More than 61 million rail trips were made in the first six days of the national new year holiday, according to official reports. That was the highest in data compiled by Bloomberg News in the last five years, and it marked a 61% increase over the same vacation period in 2023.
“The Chinese consumer is beginning to stir,” said Frederic Neumann, chief Asia economist at HSBC Holdings, adding that spending indicators had exceeded expectations. He acknowledged, though, that surpassing 2023 was a “low bar” given the country was still contending with a rampant outbreak of Covid-19 at the time.
The travel data is welcome news for an economy struggling with concerns about growth this year as the ongoing property crisis dents confidence and deflationary pressures persist. Consumer prices dropped last month at the fastest pace since the global financial crisis, adding pressure on the government to step up support. A multi-trillion dollar selloff in Chinese stocks has underscored the economic gloom.
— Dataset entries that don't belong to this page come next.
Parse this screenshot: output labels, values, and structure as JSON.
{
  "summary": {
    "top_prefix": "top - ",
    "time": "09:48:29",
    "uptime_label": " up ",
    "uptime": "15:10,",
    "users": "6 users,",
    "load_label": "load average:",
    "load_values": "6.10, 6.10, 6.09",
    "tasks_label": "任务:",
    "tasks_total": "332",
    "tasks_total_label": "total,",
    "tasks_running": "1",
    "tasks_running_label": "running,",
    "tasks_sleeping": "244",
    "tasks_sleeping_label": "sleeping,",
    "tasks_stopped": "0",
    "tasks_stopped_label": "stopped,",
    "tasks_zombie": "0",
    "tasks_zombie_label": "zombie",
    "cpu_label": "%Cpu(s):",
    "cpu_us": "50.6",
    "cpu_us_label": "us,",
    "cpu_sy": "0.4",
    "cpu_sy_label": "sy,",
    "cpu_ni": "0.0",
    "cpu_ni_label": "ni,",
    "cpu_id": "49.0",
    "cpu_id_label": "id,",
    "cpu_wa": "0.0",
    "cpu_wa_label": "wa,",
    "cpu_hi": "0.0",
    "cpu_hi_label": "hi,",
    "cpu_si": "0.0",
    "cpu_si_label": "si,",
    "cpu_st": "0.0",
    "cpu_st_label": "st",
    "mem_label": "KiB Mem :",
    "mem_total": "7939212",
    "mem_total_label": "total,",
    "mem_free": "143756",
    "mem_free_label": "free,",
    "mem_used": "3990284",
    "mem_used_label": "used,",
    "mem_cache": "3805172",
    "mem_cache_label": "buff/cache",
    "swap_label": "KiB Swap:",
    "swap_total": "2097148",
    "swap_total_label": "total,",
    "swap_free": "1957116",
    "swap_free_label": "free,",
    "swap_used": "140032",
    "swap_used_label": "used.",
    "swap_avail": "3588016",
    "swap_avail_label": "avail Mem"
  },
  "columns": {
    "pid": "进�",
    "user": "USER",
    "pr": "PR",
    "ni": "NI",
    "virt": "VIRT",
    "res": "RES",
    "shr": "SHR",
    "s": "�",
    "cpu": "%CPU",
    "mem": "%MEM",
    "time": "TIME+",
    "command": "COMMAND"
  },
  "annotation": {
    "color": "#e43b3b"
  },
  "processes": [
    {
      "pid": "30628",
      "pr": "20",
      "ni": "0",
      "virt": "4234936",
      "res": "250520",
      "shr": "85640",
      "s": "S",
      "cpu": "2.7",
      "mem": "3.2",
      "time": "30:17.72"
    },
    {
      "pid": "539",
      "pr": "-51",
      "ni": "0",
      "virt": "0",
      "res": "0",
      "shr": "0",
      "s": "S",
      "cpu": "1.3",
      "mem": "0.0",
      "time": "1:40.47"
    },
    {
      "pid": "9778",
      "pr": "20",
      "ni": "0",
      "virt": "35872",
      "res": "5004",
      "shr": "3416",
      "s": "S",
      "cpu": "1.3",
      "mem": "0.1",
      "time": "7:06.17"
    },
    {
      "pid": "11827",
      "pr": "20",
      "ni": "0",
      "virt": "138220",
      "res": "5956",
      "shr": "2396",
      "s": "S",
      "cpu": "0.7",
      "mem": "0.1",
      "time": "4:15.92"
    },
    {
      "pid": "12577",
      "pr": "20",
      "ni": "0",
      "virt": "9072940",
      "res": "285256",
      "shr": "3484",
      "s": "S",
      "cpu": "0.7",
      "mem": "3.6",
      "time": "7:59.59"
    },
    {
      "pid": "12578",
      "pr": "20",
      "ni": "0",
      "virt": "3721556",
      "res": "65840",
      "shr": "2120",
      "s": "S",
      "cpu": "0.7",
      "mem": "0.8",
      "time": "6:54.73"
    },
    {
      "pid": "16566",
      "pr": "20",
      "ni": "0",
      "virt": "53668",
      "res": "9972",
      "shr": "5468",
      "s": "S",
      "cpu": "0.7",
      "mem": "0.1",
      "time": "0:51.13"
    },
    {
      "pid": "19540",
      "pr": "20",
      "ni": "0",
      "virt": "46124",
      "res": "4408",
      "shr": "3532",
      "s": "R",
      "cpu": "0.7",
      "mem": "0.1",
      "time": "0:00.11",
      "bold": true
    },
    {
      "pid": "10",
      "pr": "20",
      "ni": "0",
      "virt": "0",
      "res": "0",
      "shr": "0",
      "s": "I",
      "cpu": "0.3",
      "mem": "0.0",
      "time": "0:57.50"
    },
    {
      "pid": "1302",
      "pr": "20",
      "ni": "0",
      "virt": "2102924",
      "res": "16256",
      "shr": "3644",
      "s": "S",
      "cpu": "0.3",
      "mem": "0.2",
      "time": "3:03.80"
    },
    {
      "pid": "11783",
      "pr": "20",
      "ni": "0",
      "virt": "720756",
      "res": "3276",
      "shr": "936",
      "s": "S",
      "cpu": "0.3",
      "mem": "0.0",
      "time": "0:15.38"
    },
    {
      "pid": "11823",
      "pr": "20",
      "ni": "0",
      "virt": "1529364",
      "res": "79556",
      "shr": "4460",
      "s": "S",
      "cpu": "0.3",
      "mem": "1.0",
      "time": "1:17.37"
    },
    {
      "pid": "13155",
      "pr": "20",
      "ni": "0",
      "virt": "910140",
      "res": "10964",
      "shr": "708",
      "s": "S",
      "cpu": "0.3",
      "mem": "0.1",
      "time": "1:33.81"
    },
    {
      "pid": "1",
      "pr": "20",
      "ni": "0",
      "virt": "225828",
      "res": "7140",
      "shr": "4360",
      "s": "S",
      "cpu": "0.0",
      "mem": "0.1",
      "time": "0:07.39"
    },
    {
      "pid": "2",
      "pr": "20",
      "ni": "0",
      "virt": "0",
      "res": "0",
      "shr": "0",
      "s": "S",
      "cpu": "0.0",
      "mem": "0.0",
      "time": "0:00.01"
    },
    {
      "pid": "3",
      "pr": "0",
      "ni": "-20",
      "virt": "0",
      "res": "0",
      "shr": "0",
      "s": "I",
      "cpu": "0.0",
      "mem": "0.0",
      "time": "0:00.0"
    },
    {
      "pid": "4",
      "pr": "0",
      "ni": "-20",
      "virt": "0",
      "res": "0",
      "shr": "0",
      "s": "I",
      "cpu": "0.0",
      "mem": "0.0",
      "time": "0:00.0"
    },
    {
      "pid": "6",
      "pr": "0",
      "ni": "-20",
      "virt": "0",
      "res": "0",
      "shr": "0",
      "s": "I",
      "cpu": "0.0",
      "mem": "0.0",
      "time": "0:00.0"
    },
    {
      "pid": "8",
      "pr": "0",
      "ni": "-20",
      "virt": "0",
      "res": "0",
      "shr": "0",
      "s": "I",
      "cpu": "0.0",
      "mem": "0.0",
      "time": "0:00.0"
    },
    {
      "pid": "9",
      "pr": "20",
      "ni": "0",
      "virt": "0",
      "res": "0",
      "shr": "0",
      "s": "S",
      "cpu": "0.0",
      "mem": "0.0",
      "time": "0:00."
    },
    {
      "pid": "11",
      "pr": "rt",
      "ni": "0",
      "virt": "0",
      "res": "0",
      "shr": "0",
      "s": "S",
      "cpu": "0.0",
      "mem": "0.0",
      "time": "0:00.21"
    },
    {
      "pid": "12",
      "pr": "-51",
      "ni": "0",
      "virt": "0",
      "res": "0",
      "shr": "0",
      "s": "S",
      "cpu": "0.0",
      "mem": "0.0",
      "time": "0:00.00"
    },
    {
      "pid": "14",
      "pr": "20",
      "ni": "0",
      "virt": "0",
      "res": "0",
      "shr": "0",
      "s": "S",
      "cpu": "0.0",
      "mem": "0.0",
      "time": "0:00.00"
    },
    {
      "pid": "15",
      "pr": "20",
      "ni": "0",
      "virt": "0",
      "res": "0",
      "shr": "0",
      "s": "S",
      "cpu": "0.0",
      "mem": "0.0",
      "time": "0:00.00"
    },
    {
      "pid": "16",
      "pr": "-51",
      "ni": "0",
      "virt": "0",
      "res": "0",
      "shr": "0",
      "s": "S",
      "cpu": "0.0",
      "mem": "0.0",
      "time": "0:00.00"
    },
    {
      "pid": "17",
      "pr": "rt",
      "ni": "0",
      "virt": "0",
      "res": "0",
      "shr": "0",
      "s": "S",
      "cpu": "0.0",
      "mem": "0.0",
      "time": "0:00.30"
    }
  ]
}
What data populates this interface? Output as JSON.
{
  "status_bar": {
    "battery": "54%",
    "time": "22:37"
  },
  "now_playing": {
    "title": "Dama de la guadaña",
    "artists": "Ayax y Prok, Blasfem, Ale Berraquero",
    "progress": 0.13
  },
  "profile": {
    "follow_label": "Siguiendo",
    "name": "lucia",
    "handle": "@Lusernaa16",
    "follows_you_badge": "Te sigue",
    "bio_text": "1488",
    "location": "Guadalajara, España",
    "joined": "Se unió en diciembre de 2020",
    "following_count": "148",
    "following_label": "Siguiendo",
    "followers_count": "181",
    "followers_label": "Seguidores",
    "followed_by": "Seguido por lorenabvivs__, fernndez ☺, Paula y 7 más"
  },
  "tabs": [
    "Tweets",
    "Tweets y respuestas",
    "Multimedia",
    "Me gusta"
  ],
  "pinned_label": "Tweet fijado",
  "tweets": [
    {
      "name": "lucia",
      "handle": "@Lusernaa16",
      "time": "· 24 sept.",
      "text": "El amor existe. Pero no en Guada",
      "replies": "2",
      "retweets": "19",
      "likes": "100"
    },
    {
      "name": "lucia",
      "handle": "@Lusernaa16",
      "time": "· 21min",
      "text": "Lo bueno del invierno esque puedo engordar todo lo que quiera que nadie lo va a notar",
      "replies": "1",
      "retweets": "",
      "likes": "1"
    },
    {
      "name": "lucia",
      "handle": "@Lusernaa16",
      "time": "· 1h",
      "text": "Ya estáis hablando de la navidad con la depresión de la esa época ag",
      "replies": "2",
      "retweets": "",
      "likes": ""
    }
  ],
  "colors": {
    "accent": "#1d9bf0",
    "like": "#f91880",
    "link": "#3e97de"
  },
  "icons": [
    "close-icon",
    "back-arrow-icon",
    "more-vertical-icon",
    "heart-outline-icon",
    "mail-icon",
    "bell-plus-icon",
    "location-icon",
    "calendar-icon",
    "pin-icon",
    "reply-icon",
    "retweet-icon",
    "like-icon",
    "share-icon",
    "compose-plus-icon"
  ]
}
Some initial data on road and air trips during the holiday also showed improvement over last year, Chinese state media reported. Hotel sales on Chinese e-commerce platforms surged more than 60% from a year earlier, according to media reports citing the Ministry of Commerce.
Just ahead of the holiday, Shanghai reported some 8.8 million tourists, up more than 50% year-on-year, according to state broadcaster China Central Television.The average daily consumer spending on Meituan’s online platforms during the holiday period jumped some 36% from the same period last year, according to a report from the delivery giant.